– Madame la présidente, madame la rapporteure, mesdames, messieurs les sénateurs, je suis très honorée de m’exprimer devant votre commission pour vous présenter ma candidature au poste de directrice générale de l’Office national des forêts et ma vision des enjeux stratégiques pour cet établissement.
Vous l’avez dit, madame la présidente, ingénieure du génie rural, des eaux et des forêts de formation, j’ai exercé au ministère de l’agriculture, puis de l’écologie, en administration centrale, deux fois en cabinet et dans les services déconcentrés de l’Aisne et des Yvelines.
Mon parcours s’est construit principalement autour de l’élaboration et de la mise en œuvre des politiques publiques agricoles, forestières et environnementales au niveau européen et au niveau national, avec toujours une composante partenariale forte.
Mes fonctions de secrétaire générale et de directrice m’ont également amenée à assumer la responsabilité des ressources humaines, à pratiquer le dialogue social et à conduire des projets de transformation des organisations.

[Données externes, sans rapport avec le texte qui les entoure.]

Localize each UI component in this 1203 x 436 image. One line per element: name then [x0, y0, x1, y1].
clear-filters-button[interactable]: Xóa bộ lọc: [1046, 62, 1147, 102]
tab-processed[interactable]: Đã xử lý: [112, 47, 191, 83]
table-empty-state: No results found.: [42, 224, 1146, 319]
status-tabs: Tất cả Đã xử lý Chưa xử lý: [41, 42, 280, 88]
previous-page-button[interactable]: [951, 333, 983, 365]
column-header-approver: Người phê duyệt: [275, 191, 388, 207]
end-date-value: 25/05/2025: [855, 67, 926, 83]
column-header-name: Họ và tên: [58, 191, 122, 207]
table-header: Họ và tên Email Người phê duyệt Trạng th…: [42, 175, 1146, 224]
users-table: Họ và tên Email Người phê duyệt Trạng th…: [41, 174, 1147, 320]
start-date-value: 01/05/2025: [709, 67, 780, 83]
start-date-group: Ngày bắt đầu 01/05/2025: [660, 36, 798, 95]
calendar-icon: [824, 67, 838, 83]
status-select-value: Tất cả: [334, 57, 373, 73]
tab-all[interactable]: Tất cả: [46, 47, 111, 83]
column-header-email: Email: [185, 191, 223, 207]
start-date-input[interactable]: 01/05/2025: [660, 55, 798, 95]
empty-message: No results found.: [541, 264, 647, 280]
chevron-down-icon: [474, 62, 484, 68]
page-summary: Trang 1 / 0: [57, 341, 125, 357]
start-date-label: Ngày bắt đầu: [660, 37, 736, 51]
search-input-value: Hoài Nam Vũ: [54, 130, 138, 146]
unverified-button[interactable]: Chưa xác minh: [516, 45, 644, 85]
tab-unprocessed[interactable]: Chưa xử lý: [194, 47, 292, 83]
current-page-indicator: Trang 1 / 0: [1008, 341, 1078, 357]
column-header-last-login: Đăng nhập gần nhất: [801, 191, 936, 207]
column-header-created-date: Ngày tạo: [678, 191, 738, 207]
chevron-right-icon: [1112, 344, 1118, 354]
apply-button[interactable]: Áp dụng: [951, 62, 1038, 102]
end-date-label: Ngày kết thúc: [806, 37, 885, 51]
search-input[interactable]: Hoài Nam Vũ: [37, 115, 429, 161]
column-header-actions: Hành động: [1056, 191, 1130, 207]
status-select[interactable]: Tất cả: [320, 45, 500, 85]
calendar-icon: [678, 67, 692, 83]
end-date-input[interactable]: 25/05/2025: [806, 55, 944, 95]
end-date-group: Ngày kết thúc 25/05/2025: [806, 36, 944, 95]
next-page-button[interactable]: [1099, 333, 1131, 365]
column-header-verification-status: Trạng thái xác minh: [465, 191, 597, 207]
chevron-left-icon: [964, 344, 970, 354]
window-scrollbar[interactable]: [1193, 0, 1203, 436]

Durant mon parcours, j’ai eu l’occasion de m’investir dans plusieurs dossiers importants pour la filière et la forêt : les plans d’aide au nettoyage et à la reconstitution des forêts à la suite des terribles tempêtes Lothar et Martin de décembre 1999 et Klaus de janvier 2009 ; la loi d’orientation forestière de 2001, votée à l’unanimité du Sénat et de l’Assemblée nationale et qui a inscrit le principe de multifonctionnalité dans la loi, ou, plus récemment, le volet forestier du plan de relance, qui accompagne l’adaptation de la forêt et de la filière au changement climatique, au travers notamment d’un soutien au renouvellement forestier ; enfin, les Assises de la forêt et du bois, qui ont été l’occasion d’un large débat sur les enjeux de la filière et dont les conclusions – je parle sous le contrôle de madame la rapporteure – ont été rendues en mars 2022.
Si votre commission et celle de l’Assemblée nationale donnent leur accord à ma nomination, je serais heureuse de mettre mon expérience au service de l’Office.
Gestionnaire de plus de 11 millions d’hectares de forêts en métropole et en outre-mer, l’ONF incarne pour moi les valeurs d’intérêt général de long terme au cœur des enjeux du développement durable : un enjeu économique, avec la contribution à la compétitivité d’une filière qui représente 440 000 emplois dans nos territoires ; un enjeu environnemental, qui est celui de l’adaptation de la forêt française au changement climatique pour préserver le patrimoine forestier, mais aussi les ressources naturelles et la biodiversité qui y sont associées et contribuer à l’atténuation du changement climatique ; enfin, un enjeu social d’accueil du public, puisque 700 millions de visiteurs sont accueillis chaque année dans les forêts françaises.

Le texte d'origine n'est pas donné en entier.